The Honda Civic Spinebreaker
Written 2 years ago by Rebecca Donnelly
The hot hatch is back! Not only are we buying more pocket rockets than in any year since the recession began but there’s never been more variety, with almost every big brand boasting something small and fast. It’s been a horsepower party for the humble family hatchback – not only have diesel models become better to drive but petrol versions have never been more efficient.
Despite a huge build up, Honda were a little late to that party but, heh, better late than never. They’ve squeezed 306bhp from the 2.0ltr 4cyl turbo-charged unit for a 0-100kph sprint of just over five seconds. That’s the language of the hot hatch world.
It’s fast. Very fast. Your neck will crack with the power it puts down through that little contact patch they call tyres. There is, however, a big problem. To put all that power down on the road, the car has to be stiff. It feels like someone forgot to take the suspension blocks out for transport. It’s like lying on concrete. You’d understand all this stiffness in a full race car but the Type R is a road car and, with prices starting at €48,750, there isn’t much chance of it seeing any track action.
This leaves us with a conundrum. Here we have a fast hot hatchback that looks great and can set lap records around most tracks in the world but the daily grind of stiff suspension and hard race seats would drive you insane. You might think this car is only for bendy youngsters and my aged spine shouldn’t be concerned – but do you know a millennial with 50 grand?
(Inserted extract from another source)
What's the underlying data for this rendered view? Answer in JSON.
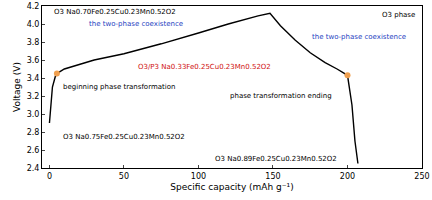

Cars like this hark back to the days when there was a reason to have a hot hatch, back when most cars were slow and you needed only a GTi badge and bigger engine to make them fast. Today all cars are fast. Even little ones can shift when needed and so the only way your car stands out is if it’s faster than a 70s Formula One car!
Speed comes at a cost. The faster you go, the worse the handling becomes and the more likely you’ll slide off at the corners. To correct this, suspension has to be stiffened which, in turn, will throw passengers around the car. Unless you’ve seat bolsters which make the ride harder still.
There’s no doubt that if you are looking for that ‘race car feeling’, the Civic Type R will deliver it. The standard model is one of the best hatchbacks on the market today and if only Honda added some of its softness to the Type R, you might sacrifice feeling in the car but keep it in your legs!